Jesus seems to make it very clear, here. When this situation plays out on film, Scorcese’s use of internal monologue and dialogue really emphasizes what a difficult question this is to answer. Essentially, the Father Rodriguez resists the call to deny Christ; this denial, however, directly correlates with the torture of his fellow Christians, right before his very eyes. They ask, would you not make the sacrifice, and deny your Jesus, to save the lives of your fellow Christians?

What does one do then?

“Whoever loves father or mother more than me is not worthy of me, and whoever loves son or daughter more than me is not worthy of me. And whoever does not take his cross and follow me is not worthy of me.
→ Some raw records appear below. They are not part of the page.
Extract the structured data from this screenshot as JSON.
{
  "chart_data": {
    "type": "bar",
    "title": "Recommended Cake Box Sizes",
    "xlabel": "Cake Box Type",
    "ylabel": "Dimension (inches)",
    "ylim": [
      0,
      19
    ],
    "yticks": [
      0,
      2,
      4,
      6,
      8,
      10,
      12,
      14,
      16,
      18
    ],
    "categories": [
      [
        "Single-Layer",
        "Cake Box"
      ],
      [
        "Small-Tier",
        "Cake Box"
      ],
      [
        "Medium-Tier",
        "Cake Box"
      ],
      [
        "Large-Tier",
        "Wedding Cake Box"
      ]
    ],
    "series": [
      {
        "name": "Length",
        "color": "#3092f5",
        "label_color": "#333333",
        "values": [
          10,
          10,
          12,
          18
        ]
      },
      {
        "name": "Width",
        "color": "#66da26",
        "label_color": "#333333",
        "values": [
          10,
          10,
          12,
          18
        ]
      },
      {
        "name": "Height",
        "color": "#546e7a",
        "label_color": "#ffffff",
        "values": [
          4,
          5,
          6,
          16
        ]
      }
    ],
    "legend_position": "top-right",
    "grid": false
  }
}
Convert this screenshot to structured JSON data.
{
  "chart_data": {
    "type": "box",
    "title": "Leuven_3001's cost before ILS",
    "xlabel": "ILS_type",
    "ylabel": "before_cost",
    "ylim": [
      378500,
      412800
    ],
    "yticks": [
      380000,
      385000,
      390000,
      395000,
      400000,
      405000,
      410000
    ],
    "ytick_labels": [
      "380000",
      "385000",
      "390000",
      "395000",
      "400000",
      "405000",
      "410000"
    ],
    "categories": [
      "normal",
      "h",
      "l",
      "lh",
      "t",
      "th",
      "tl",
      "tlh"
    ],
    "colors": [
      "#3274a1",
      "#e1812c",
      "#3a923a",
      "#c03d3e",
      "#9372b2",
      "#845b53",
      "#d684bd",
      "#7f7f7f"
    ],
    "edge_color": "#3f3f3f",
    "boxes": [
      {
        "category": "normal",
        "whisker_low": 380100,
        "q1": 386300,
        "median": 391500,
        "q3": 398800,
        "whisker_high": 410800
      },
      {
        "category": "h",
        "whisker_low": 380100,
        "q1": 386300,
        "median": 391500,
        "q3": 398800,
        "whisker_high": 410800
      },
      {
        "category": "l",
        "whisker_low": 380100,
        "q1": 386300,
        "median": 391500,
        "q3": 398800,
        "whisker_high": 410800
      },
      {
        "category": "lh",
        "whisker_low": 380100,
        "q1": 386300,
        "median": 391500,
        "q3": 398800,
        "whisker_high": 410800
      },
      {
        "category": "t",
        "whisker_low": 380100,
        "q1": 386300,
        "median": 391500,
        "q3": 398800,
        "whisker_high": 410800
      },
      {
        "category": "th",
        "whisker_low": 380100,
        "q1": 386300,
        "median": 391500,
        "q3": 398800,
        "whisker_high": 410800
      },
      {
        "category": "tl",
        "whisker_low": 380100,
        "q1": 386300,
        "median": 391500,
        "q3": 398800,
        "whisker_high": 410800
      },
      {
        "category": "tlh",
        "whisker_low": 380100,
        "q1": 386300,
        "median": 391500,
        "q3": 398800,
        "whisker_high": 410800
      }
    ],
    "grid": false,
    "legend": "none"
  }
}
Whoever finds his life will lose it, and whoever loses his life for my sake will find it.” (Matthew 10:37-39)

No, it would appear that not even your own flesh and blood is more worthy than Jesus. To deny him may somehow save your earthly life, but would lead an even more fearful spiritual death.


In the film, there is a villager who denies Christ to save his life, only to repent and ask for forgiveness. But we see in the film that this initial decision to deny Christ follows him for the rest of his days, a never-ending specter that continues to haunt him.

I would propose that a denying of Christ is symptomatic of a heart that is proud. An overwhelming desire to live on, for family, for friends, to accomplish more in the world while alive, is to deny God his mysterious power. It is a self-facing decision: I am too important to die for Christ; I’m too important for my family to lose me. 

Conversely, a life devoted to Christ fully may say this instead: I am not essential; only God can fully take care of my family, can do his work in spite of me and without me.

“Silence” invites viewers to sit closely to the idea of denying one’s faith. It is an utterly uncomfortable experience, by design. It delivers emotional gravitas to the decisions that the characters make. We are left feeling cathartic joy and sheer despondence all at once, as we witness the characters making their choices. I think that Christians who watch this film will not come away from the experience unchanged. I think that “Silence” is one of the most important films about Christianity and faith in a long, long time.